Harron Walker's New Essay Collection, ‘Aggregated Discontent,' Makes Reading About Media Fun Again

There's a lot to dislike about the current state of social media, but Harron Walker's singular voice has always made one good case for staying online. Now, Walker is reexamining her career as a digital media writer (and so much more) in Aggregated Discontent: Confessions of the Last Normal Woman (Penguin Random House), an essay collection that covers everything from the freelance hustle to the state of trans healthcare in the US with a dryly confessional, comedic voice guaranteed to make you burst out laughing at your desk. Vogue recently spoke to Walker about letting Tom Wolfe guide her expectations of present-day digital media, her favorite blog she's ever written, the ghostly specter of the girlboss, and attempting to resist universalizing in her writing. Read the interview here. Vogue: Do you have a favorite media book or memoir?

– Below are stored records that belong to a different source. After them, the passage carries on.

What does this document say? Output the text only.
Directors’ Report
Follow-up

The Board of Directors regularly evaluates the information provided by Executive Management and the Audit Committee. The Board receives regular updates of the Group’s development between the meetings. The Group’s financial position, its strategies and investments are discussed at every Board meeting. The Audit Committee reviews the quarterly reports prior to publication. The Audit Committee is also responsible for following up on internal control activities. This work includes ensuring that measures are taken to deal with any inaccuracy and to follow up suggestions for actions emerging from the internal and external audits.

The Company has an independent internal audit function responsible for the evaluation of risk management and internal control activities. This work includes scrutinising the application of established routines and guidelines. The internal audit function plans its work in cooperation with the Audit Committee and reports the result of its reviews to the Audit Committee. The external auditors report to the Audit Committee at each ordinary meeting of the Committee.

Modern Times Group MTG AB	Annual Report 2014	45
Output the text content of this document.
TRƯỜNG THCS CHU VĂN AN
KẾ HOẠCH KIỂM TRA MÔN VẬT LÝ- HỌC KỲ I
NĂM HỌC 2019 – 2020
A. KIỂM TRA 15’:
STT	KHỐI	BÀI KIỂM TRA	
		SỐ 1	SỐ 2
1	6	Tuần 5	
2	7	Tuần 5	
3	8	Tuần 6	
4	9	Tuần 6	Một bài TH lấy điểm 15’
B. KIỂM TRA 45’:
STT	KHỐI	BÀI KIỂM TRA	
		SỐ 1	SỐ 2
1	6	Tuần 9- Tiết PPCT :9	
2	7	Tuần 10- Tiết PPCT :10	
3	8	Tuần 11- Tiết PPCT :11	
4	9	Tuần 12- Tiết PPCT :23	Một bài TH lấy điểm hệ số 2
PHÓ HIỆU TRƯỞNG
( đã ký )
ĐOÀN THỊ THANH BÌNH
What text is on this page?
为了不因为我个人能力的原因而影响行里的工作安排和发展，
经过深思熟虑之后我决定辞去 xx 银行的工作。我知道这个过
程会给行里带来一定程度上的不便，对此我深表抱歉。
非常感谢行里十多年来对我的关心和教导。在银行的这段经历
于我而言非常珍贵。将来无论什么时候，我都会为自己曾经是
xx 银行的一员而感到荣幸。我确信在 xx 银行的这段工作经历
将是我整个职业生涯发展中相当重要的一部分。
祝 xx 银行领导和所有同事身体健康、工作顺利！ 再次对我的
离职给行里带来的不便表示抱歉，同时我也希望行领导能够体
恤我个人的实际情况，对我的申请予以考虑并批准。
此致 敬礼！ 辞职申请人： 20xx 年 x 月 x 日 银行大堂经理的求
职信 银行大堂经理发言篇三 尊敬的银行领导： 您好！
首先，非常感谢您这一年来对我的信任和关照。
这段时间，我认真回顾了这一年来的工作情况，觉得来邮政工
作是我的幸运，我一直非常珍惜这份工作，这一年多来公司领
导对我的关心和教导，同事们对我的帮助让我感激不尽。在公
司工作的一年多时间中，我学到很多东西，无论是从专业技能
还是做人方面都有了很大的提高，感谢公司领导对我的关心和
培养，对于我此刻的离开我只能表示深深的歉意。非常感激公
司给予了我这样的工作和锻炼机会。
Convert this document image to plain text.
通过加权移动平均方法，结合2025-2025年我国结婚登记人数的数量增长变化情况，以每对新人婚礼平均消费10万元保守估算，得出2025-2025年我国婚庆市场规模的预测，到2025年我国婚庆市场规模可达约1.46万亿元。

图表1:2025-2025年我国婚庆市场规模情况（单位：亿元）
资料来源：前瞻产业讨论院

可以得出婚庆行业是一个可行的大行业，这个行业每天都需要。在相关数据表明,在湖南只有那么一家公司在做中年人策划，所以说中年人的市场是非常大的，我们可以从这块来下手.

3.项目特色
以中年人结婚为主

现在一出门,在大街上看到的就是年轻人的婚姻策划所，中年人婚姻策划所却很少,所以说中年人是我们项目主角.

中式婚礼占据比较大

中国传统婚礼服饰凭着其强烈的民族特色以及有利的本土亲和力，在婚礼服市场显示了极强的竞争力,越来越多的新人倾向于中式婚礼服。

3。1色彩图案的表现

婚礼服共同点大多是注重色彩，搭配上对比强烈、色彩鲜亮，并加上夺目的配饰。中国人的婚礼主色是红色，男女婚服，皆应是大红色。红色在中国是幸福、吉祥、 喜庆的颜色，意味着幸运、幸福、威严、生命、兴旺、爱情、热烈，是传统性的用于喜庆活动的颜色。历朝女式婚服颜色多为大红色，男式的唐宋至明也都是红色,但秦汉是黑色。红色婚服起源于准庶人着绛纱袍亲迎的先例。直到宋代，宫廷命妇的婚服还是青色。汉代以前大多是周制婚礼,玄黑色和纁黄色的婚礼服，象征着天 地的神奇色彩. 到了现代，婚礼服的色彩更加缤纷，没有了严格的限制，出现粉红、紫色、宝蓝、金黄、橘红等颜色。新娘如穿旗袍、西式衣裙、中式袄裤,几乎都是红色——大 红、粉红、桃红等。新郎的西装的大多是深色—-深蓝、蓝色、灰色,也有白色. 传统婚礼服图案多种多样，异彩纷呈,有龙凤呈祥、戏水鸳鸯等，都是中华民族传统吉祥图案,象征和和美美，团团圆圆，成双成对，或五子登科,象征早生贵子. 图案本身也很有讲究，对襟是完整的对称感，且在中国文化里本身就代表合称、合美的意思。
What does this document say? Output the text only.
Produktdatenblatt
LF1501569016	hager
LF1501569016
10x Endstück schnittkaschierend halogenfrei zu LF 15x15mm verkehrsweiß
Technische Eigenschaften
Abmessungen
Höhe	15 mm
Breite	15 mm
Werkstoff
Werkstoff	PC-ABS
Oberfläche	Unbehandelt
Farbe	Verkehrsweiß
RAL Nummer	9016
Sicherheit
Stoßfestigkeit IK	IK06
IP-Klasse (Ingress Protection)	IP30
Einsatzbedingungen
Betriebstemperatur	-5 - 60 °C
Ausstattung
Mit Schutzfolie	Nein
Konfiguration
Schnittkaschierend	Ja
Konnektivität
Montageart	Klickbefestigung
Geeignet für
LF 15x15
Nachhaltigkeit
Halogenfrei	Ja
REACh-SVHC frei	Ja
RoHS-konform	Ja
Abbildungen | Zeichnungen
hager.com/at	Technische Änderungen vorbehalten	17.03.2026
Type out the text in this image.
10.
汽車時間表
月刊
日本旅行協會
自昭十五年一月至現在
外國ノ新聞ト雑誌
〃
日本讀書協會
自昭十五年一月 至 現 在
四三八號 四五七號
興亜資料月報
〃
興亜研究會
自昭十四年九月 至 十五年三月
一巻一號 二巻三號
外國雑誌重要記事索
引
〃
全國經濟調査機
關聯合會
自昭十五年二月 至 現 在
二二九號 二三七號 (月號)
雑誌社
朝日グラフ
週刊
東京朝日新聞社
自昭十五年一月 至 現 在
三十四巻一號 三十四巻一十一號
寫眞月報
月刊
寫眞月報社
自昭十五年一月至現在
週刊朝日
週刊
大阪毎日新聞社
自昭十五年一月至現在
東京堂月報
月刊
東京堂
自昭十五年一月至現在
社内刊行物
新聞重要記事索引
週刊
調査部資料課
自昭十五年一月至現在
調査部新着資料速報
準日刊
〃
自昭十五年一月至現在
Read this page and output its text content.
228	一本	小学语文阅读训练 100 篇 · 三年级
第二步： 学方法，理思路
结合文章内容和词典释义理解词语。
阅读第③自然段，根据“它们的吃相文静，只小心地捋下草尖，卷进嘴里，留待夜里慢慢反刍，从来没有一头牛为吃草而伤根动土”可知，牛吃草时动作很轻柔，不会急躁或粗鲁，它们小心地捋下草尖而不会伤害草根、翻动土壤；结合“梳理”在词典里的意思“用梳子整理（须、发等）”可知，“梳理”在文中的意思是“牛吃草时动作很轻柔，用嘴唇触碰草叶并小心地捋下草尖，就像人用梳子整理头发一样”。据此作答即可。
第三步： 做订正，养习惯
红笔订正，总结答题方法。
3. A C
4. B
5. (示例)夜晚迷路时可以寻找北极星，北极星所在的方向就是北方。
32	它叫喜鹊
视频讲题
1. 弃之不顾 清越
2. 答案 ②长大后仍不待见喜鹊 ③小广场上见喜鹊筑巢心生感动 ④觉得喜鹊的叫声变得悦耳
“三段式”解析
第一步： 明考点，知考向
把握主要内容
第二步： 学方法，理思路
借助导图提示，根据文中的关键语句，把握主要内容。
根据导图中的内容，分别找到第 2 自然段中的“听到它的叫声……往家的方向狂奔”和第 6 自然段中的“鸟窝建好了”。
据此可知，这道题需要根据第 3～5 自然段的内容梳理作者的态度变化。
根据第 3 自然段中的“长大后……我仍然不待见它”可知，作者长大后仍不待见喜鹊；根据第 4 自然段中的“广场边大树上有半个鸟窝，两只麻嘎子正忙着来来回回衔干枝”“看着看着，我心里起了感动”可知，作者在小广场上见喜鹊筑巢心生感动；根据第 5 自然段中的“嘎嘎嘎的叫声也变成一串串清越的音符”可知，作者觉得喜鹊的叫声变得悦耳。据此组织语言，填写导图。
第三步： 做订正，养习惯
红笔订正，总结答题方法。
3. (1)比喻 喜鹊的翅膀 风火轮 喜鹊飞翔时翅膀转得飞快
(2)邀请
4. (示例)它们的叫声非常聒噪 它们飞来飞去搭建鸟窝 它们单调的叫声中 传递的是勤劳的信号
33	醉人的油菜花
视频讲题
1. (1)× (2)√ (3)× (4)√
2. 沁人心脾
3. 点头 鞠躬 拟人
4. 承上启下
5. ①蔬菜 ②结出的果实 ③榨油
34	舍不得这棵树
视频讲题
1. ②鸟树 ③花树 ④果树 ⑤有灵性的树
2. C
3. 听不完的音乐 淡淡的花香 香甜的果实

Harron Walker: There's this anthology of New Journalism from the late '60s to the '70s or so that Tom Wolfe edited, and it has work by Hunter S. Thompson and Joan Didion and a bunch of other people. The introduction is my favorite; it's three stitched-together pieces of writing by Tom Wolfe that he wrote and sort of reworked into one long, 75-page essay that I always return to because it's helped clarify so much about present-day media, and how all these things that I thought were contemporary are actually deeply rooted within history. He describes this thing where every good reporter in media spends a year proving himself, and his reward for being the best reporter at the paper is to get promoted. He leaves the paper, he goes out of the building, he reports all the news, he gets all the scoops, he talks to everyone, and his reward for all that is to get promoted to being a columnist, and then he never leaves the office again. He spends his first year as a columnist geting all his thoughts out and writing all these brilliant pieces and op-eds and columns, and after a year of that, he has nothing left, so he'll write about things he read in other newspapers or things he saw on TV. So many columnists who I find horrible are just like, 'Here's something I saw a 19-year-old say on Twitter, and their neopronouns made me confused and angry.' Like, why are you here? You two should never be in the same room, and one of you needs to leave. The essay just clarifies that this thing has always been an issue, it's just a matter of changing technology.